“Bir ülkede gerçekten eğitimi ele geçirirseniz, kendi kadrolarınızı yetiştirirseniz ve bu kadrolar sizin siyasi arka bahçeleriniz olursa istediğimiz her şeyi yapabilirsiniz.” Bu sözler eğitimci Tünay Devrim´e ait. Eğitimci-yazar Müsl?
Sadet Berkyürek/İskenderun
Evimiz İskenderun Süpürge Derneği ile Ayna İskenderun Kültür Sanat Derneği´nin Yazar ve eğitimci Recep Yıldırım´ın yönetiminde gerçekleşen geleneksel Çarşamba Sohbetleri etkinliğinde eğitim sistemi ve öneriler ele alındı. Yoğun katılımla gerçekleşen toplantıda eğitimci Tunay Devrim, “2015´te yaşanan darbe girişimi ve çoğumuzun daha öncelerden gördüğü, bildiği FETÖ yapılanması dediğimiz şeyin aslında tam da 2006 yılından bizlerin uyarıldığını görüyoruz. Bir ülkede gerçekten eğitimi ele geçirirseniz, kendi kadrolarınızı yetiştirirseniz ve bu kadrolar sizin siyasi arka bahçeleriniz olursa ondan sonra istediğimiz her şeyi yapabilirsiniz. Peki bizim eğitim sistemimiz bu doğrultuda mı gelişti son 15 yılda?” diye konuştu.

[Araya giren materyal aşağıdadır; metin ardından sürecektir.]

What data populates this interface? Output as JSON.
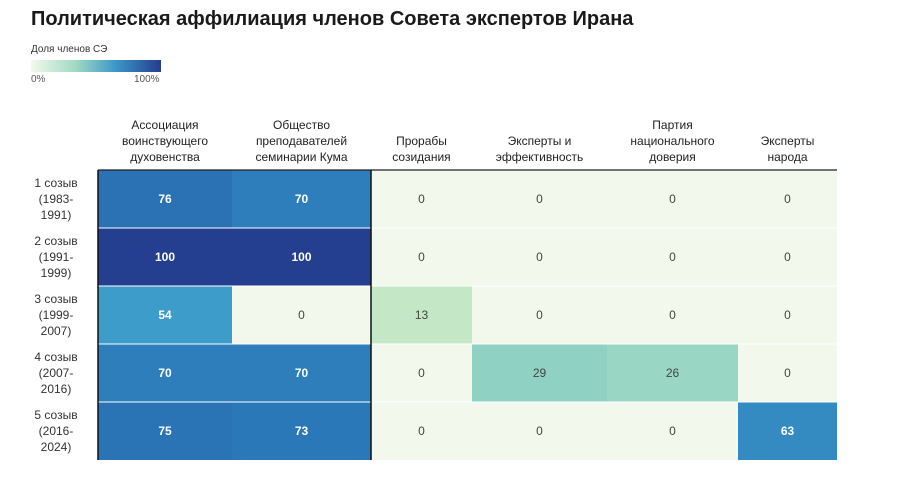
{
  "chart_data": {
    "type": "heatmap",
    "title": "Политическая аффилиация членов Совета экспертов Ирана",
    "legend": {
      "title": "Доля членов СЭ",
      "min_label": "0%",
      "max_label": "100%",
      "range": [
        0,
        100
      ]
    },
    "columns": [
      [
        "Ассоциация",
        "воинствующего",
        "духовенства"
      ],
      [
        "Общество",
        "преподавателей",
        "семинарии Кума"
      ],
      [
        "Прорабы",
        "созидания"
      ],
      [
        "Эксперты и",
        "эффективность"
      ],
      [
        "Партия",
        "национального",
        "доверия"
      ],
      [
        "Эксперты",
        "народа"
      ]
    ],
    "rows": [
      [
        "1 созыв",
        "(1983-",
        "1991)"
      ],
      [
        "2 созыв",
        "(1991-",
        "1999)"
      ],
      [
        "3 созыв",
        "(1999-",
        "2007)"
      ],
      [
        "4 созыв",
        "(2007-",
        "2016)"
      ],
      [
        "5 созыв",
        "(2016-",
        "2024)"
      ]
    ],
    "values": [
      [
        76,
        70,
        0,
        0,
        0,
        0
      ],
      [
        100,
        100,
        0,
        0,
        0,
        0
      ],
      [
        54,
        0,
        13,
        0,
        0,
        0
      ],
      [
        70,
        70,
        0,
        29,
        26,
        0
      ],
      [
        75,
        73,
        0,
        0,
        0,
        63
      ]
    ],
    "colors": [
      "#f2f9ec",
      "#c4e8c5",
      "#8fd2c4",
      "#3a9ac9",
      "#2b78b8",
      "#243f8f"
    ]
  }
}
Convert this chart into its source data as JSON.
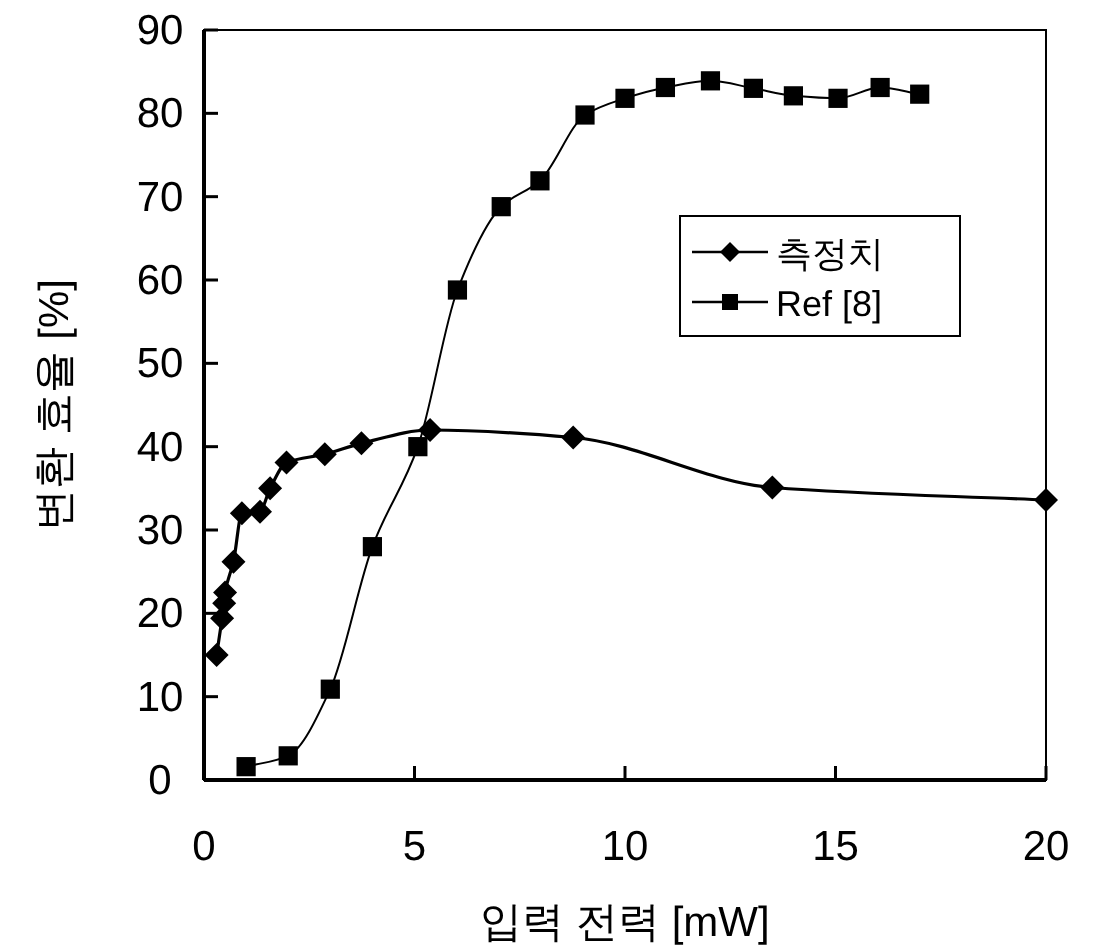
{
  "chart_data": {
    "type": "line",
    "xlabel": "입력 전력 [mW]",
    "ylabel": "변환 효율 [%]",
    "xlim": [
      0,
      20
    ],
    "ylim": [
      0,
      90
    ],
    "xticks": [
      0,
      5,
      10,
      15,
      20
    ],
    "yticks": [
      0,
      10,
      20,
      30,
      40,
      50,
      60,
      70,
      80,
      90
    ],
    "grid": false,
    "legend": "right",
    "line_style": "solid",
    "series": [
      {
        "name": "측정치",
        "color": "#000000",
        "marker": "diamond",
        "x": [
          0.3,
          0.43,
          0.48,
          0.5,
          0.7,
          0.9,
          1.33,
          1.57,
          1.96,
          2.87,
          3.74,
          5.37,
          8.77,
          13.5,
          20
        ],
        "values": [
          15,
          19.4,
          21.2,
          22.5,
          26.2,
          32,
          32.2,
          35,
          38.1,
          39.1,
          40.4,
          42,
          41.1,
          35.1,
          33.6
        ]
      },
      {
        "name": "Ref [8]",
        "color": "#000000",
        "marker": "square",
        "x": [
          1,
          2,
          3,
          4,
          5.08,
          6.02,
          7.06,
          7.98,
          9.05,
          10,
          10.96,
          12.03,
          13.05,
          14,
          15.06,
          16.06,
          17
        ],
        "values": [
          1.6,
          2.9,
          10.9,
          28,
          40,
          58.8,
          68.8,
          71.9,
          79.8,
          81.8,
          83.1,
          83.9,
          83,
          82.1,
          81.8,
          83.1,
          82.3
        ]
      }
    ]
  }
}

Eğitimin yapılanmasında alternatifin ‘toplumcu, laik ve bilimsel eğitim´ olduğunu vurgulayan Devrim, eğitim sorunlarını ‘karanlığı hedefleyen hedefsizlik, siyasetin arka bahçesi okullar, eğitimde eşitsizlik, yap boz tahtasına dönen sınav uygulamalar´ başlıkları altında tartışmaya açtı. Türkiye´de planlar ve değiştirilen müfredatlarla bir eğitim kaosunun yaşandığını ve bununla ‘ne kadar düşünmeyen, sorgulamayan öğrenci yetiştirirseniz o kadar işimize gelir´ anlayışının sürdürüldüğünü de sözlerine ekleyen Tünay Devrim, “Çünkü sorgulamayan, okumayan bir nesil yetiştirmek onların işine geliyor. Günümüzün en büyük sorunların biri de budur. Her sene değiştirilen plan ve müfredatla gözümüzü boyayarak ‘yepyeni, bizi geleceğe taşıyacak, uzak çağına çıkaracak Türkiye diye lanse ediyorlar, ancak içinin boş olduğunu görüyoruz” diye konuştu.
Köy Enstitüleri döneminin üretime ve ülke kalkınmasına dönük uygulamaları ile günümüz pratiklerini de karşılaştırarak ve görsellerle de destekleyerek anlatan Tunay Devrim, konuşmasını şöyle sürdürdü: “Yanlış anlaşılmasın bir ülkede eğer gerçekten imam ihtiyacı varsa, ya da gerçekten imam hatibe gitmek isteyen öğrenciler varsa, kimse engelleyemez, gidebilirler. Ancak bu ana hedef haline getirilir ve bir ülkenin geleceğini ‘kindar bir nesil yetiştirmek´ için, ‘Erdoğan´ın nesli´ üzerinden hareket ederseniz, o zaman zaten o ülke karanlığa gömülmeye mahkum kalacak.”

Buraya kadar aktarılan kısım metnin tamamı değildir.